The discrete Fréchet distance between each string iteration and either the initial string (blue) or the final string (green)

4. Conclusion

We have developed and implemented generalized multiple copy algorithms (MCAs) in the highly scalable program NAMD built upon the parallel programming system Charm++. Inter-copy communication is realized by low-level point-to-point communication functions between independent NAMD instances. At the application level the MCAs are implemented via NAMD’s Tcl scripting interface, which provides great flexibility for a user to design novel MCA solutions for complex biophysical problems without modifying the source code. The application of MCAs could be extended to multiple thermodynamic parameters (or reaction coordinates), multi-dimension and irregular communication between copies. We have demonstrated the versatility of the present implementation with three novel MCA applications, global lambda exchange along an entire reaction path in an absolute binding free energy calculation, high-dimensional umbrella sampling with irregular reaction coordinates, and string method with swarms-of-trajectories.

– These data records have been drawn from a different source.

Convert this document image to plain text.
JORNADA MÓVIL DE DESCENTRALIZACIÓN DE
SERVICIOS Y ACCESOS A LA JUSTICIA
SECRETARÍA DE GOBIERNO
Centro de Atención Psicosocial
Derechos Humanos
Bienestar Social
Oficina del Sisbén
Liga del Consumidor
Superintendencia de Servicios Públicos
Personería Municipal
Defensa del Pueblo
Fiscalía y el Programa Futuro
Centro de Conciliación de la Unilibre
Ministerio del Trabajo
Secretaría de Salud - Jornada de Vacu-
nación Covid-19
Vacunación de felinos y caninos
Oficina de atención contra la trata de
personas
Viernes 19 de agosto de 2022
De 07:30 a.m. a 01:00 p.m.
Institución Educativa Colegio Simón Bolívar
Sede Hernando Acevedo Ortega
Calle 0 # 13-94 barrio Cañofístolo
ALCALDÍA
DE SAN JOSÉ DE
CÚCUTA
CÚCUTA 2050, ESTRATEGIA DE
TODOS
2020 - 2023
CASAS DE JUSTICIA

Novel applications to complex biological problems are currently underway.

Figure 1.

Generic implementation of MCA in Charm++ run time system/Converse layer

Appendix A. Excerpt of Tcl scripting code for parallel tempering

 if { $replica(index) < $replica(index.$swap) } { # Exchange attempt is performed by the replica that has
smaller index
 set temp $replica(temperature)
 set temp2 $replica(temperature.$swap) ; # Temperature parameters of a replica pair before an exchange
attempt
 set dbeta [expr ((1.0/$temp) - (1.0/$temp2)) / $BOLTZMAN]
 set pot $POTENTIAL
 set pot2 [replicaRecv $replica(loc.$swap)] ; # Receive instant potential value from exchange partner
 set delta [expr $dbeta * ($pot2 - $pot)]
 set doswap [expr $delta < 0. || exp(−1. * $delta) > rand()] ; # Metropolis Monte Carlo algorithm
 replicaSend $doswap $replica(loc.$swap) ; # Send swap decision to exchange partner
 }
 if { $replica(index) > $replica(index.$swap) } { # Replica that has larger index sends instant potential
value to exchange partner for exchange attempt and receives swap decision
 replicaSend $POTENTIAL $replica(loc.$swap)
 set doswap [replicaRecv $replica(loc.$swap)]
 }
 set newloc $r
 if { $doswap } { # If an exchange attempt is accepted, update the physical location of a replica
 set newloc $replica(loc.$swap)
 set replica(loc.$swap) $r
 }
 set replica(loc.$other) [replicaSendrecv $newloc $replica(loc.$other) $replica(loc.$other)] ; # Exchange
updated physical location with next round exchange partner
 if { $doswap } {
 set OLDTEMP $replica(temperature)
 array set replica [replicaSendrecv [array get replica] $newloc $newloc] ; # Update all local attributes
(temperature, exchange partner) for my replica if an exchange attempt is accepted
 set NEWTEMP $replica(temperature) ; # Set new temperature parameter for the local MD run
 rescalevels [expr sqrt(1.0*$NEWTEMP/$OLDTEMP)]
 langevinTemp $NEWTEMP ; # After temperature parameter is updated, velocities are rescaled and
Langevin temperature is updated as well
 }

Appendix B

The Tcl scripts for the MCA applications can be downloaded along with NAMD version 2.10 or nightly build source code via http://www.ks.uiuc.edu/Development/Download/download.cgi?PackageName=NAMD. In the NAMD source tree, the directory lib/replica contains the relevant MCA scripts and test examples. Replica utility scripts, including replica sorting, visualization and WHAM postprocessing, are also provided.